The asymmetric synthesis of the Wieland-Miescher ketone (1985) is another intramolecular reaction also based on proline, that was explored by the Barbas group in 2000. In this study the Barbas group demonstrated for the first time that proline can catalyze the cascade Michael-aldol reaction through combined iminium-enamine catalysis. This work is significant because despite the 30 year history and application of the Hajos-Parrish reaction in industry, the triketone substrate for this reaction had always been synthesized in a discrete independent step, demonstrating that there was a fundamental lack of understanding of the chemical mechanism of this reaction. The Barbas group had reported the aldolase antibody catalyzed iminium-enamine Robinson annulation in their 1997 study that marked the beginning of their studies in the area now called organocatalysis.
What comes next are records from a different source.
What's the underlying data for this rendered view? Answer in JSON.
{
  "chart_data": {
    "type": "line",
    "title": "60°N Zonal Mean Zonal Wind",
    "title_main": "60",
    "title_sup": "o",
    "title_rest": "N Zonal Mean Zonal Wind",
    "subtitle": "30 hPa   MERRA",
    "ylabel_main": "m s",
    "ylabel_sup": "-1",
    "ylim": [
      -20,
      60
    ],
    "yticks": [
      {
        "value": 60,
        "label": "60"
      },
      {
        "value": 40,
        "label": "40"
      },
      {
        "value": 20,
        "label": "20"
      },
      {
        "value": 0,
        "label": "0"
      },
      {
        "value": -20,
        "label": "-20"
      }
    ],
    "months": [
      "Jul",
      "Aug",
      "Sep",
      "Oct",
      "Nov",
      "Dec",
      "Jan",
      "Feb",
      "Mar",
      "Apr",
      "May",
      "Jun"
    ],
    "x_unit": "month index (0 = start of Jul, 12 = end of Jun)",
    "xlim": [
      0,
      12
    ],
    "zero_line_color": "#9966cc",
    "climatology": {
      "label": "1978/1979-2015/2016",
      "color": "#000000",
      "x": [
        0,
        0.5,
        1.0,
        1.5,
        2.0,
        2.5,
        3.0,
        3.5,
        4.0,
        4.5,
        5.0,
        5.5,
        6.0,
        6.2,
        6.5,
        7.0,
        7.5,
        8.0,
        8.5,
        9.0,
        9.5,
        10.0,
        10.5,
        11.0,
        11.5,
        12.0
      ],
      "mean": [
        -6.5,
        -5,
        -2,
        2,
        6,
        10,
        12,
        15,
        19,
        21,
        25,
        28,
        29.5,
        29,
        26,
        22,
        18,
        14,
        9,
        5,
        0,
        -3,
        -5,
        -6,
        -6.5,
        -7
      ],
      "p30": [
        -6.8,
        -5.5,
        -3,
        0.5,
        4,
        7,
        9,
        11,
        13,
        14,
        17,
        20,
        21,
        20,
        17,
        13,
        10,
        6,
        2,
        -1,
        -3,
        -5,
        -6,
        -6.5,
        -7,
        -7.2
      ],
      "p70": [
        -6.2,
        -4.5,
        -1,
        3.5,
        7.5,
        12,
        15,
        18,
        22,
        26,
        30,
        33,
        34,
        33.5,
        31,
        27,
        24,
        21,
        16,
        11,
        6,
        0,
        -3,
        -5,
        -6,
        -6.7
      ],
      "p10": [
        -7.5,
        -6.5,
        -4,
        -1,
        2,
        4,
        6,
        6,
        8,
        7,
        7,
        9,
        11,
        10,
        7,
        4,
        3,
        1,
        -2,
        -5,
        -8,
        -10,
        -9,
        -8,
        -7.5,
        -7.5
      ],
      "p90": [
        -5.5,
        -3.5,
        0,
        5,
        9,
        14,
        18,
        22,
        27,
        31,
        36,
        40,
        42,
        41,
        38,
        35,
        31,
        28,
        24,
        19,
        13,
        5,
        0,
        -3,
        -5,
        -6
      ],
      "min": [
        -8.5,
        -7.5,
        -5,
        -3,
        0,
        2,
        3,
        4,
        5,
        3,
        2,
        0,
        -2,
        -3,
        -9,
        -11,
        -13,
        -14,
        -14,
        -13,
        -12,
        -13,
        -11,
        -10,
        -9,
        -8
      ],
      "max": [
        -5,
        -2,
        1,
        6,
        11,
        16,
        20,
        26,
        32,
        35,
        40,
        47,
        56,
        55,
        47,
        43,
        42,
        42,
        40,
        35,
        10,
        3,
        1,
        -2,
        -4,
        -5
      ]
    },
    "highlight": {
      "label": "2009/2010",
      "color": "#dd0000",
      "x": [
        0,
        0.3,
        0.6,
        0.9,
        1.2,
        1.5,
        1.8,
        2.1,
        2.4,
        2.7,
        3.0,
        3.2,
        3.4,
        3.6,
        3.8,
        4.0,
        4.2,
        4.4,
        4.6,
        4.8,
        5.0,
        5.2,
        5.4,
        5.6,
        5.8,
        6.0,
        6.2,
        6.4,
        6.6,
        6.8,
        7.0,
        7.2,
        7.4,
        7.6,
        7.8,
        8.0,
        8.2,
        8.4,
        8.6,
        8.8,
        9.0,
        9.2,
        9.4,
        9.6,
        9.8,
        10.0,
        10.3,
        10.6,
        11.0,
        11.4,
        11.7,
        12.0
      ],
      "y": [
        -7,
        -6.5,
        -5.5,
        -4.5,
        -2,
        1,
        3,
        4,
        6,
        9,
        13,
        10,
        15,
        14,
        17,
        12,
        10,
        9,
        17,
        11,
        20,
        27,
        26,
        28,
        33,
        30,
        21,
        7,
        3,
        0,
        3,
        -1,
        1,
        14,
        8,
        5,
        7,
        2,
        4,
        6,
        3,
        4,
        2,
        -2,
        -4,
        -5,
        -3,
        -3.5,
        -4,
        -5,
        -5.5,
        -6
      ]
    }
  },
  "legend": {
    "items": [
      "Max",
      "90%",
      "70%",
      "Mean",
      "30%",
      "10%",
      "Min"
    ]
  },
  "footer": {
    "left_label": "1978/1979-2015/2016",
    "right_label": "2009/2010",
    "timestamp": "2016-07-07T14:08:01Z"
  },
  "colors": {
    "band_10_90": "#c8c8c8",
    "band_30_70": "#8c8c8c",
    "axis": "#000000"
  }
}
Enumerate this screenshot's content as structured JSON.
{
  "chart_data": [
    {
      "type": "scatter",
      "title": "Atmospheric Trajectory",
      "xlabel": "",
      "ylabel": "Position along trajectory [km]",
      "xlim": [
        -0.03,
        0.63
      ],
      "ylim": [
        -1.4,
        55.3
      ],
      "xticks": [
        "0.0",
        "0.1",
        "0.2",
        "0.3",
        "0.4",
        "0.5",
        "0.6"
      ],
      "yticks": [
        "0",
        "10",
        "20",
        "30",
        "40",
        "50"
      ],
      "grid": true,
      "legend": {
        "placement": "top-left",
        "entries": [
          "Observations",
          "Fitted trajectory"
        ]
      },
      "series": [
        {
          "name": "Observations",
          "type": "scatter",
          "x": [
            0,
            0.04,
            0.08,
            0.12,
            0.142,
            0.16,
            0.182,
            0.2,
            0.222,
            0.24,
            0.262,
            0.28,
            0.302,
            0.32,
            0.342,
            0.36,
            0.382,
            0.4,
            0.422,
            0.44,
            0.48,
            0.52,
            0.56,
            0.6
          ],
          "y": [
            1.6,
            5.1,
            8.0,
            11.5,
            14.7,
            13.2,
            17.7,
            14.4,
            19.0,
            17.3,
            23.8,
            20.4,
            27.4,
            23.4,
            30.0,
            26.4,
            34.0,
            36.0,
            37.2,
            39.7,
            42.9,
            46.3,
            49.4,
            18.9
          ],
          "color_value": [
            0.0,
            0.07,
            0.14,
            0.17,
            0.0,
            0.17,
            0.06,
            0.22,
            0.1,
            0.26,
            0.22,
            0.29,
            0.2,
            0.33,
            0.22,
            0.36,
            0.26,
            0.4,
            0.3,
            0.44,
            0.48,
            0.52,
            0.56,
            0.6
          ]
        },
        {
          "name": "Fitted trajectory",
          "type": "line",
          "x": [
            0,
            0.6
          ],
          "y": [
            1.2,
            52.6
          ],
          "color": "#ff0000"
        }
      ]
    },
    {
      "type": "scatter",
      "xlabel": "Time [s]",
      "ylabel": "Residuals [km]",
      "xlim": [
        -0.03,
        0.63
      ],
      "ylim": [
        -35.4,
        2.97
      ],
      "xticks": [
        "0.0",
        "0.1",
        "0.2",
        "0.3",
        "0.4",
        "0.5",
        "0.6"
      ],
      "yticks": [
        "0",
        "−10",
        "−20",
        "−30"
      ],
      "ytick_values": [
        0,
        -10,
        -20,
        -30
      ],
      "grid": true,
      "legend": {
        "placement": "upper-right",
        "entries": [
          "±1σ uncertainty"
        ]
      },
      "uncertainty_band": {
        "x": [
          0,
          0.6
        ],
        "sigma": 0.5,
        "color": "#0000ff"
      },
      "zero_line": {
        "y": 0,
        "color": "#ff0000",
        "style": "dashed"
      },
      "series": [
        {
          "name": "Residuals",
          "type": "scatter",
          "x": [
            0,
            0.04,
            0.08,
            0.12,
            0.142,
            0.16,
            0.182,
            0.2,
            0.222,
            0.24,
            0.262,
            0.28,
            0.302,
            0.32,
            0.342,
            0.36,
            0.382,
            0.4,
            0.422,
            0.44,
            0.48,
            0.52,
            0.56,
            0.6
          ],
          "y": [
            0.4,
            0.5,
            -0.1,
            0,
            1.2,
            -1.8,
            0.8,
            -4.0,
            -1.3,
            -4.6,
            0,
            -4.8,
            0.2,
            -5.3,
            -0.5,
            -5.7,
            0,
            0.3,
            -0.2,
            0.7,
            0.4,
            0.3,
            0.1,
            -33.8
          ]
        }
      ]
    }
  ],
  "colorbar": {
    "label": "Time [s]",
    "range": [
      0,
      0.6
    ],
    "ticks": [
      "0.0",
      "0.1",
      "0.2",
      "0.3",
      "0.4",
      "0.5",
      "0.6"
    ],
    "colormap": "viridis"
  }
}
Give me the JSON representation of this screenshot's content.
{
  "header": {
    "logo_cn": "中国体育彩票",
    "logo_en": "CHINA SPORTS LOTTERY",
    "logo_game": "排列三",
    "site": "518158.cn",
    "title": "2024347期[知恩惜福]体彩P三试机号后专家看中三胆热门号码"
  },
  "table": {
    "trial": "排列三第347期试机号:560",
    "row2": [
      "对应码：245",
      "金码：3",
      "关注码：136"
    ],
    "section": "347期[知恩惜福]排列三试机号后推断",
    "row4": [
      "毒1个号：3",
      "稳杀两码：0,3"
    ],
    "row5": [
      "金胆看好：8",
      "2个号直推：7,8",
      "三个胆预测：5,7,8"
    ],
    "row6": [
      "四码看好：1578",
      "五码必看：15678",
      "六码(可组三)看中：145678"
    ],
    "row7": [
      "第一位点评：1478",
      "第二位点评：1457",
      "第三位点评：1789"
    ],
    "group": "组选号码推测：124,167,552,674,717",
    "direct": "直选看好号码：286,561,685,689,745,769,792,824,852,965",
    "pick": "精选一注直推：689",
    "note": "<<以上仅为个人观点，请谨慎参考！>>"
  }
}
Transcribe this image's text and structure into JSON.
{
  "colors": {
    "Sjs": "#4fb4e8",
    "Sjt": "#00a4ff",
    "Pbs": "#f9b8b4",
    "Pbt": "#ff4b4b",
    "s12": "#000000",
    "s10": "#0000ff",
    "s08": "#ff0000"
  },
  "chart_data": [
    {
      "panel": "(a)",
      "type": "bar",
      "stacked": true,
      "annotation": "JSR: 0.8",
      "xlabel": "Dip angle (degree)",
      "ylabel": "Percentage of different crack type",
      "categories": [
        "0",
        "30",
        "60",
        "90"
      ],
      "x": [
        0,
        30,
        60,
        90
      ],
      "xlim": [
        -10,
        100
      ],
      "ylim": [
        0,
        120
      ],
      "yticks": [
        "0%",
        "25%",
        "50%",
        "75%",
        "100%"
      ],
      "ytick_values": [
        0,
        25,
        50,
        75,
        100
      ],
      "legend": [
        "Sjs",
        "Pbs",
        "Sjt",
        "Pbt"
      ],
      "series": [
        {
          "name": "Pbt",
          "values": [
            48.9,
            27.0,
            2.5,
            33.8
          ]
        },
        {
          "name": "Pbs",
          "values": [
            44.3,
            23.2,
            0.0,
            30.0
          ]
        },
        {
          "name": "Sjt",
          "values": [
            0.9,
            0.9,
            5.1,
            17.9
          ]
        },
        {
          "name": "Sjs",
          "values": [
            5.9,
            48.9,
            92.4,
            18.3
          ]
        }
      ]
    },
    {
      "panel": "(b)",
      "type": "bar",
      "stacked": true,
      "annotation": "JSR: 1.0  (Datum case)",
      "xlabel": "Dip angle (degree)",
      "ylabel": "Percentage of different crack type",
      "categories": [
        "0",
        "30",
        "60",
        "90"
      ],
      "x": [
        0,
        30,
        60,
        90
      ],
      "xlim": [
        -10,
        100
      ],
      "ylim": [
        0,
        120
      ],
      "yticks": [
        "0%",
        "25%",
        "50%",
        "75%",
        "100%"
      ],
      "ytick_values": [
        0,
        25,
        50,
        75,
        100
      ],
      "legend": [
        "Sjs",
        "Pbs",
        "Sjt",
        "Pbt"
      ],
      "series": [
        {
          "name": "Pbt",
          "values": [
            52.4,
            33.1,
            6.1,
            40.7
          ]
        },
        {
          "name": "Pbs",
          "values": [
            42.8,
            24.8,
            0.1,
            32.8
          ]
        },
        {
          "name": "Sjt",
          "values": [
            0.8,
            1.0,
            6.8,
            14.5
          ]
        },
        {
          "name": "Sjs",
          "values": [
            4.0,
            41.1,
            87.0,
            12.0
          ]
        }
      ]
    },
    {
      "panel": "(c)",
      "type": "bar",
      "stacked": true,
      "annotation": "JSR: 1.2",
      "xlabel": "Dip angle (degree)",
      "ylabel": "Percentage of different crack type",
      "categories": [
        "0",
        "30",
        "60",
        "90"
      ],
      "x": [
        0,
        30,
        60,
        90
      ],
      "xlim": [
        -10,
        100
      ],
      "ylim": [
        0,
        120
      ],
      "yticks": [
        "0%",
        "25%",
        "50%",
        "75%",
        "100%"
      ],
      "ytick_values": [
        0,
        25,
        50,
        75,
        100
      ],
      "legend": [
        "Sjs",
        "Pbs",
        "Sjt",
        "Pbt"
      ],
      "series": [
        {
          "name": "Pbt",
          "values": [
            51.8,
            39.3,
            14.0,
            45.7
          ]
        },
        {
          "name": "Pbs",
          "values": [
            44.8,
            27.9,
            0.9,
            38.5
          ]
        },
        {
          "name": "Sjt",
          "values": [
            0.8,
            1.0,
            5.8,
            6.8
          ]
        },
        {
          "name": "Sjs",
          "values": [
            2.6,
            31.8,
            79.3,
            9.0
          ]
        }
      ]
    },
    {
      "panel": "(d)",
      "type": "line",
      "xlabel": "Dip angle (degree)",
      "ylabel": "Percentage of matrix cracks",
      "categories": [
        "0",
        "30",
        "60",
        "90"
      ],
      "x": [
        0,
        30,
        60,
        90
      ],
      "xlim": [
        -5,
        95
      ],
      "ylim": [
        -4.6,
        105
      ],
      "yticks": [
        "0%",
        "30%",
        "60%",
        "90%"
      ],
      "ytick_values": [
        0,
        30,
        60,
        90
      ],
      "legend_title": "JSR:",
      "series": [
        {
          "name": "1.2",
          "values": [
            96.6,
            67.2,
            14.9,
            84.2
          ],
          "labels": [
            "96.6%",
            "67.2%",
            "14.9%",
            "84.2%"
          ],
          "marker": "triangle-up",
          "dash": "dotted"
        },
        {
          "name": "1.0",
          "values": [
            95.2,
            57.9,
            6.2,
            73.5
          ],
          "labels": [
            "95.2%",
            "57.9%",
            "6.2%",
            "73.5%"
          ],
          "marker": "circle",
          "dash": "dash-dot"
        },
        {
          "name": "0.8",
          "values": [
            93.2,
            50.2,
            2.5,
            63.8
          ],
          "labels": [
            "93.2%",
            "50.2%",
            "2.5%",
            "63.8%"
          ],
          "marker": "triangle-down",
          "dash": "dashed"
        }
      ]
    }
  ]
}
In a report published in 2002 Carlos F. Barbas III said: "Work in the 1970s on proline-catalyzed intramolecular aldol addition reactions by synthetic organic chemists Zoltan G. Hajos and David R. Parrish of the chemical research department at Hoffmann-La Roche, Nutley, N.J., inspired us to look more closely at parallels between small-molecule catalysts and enzymes".
In 2002 the Macmillan group was the first to demonstrate the proline catalyzed Aldol reaction between different aldehydes. This reaction is unusual because in general aldehydes will self-condense.
The organocatalytic intermolecular aldol reaction is now known as the Barbas-List Aldol reaction.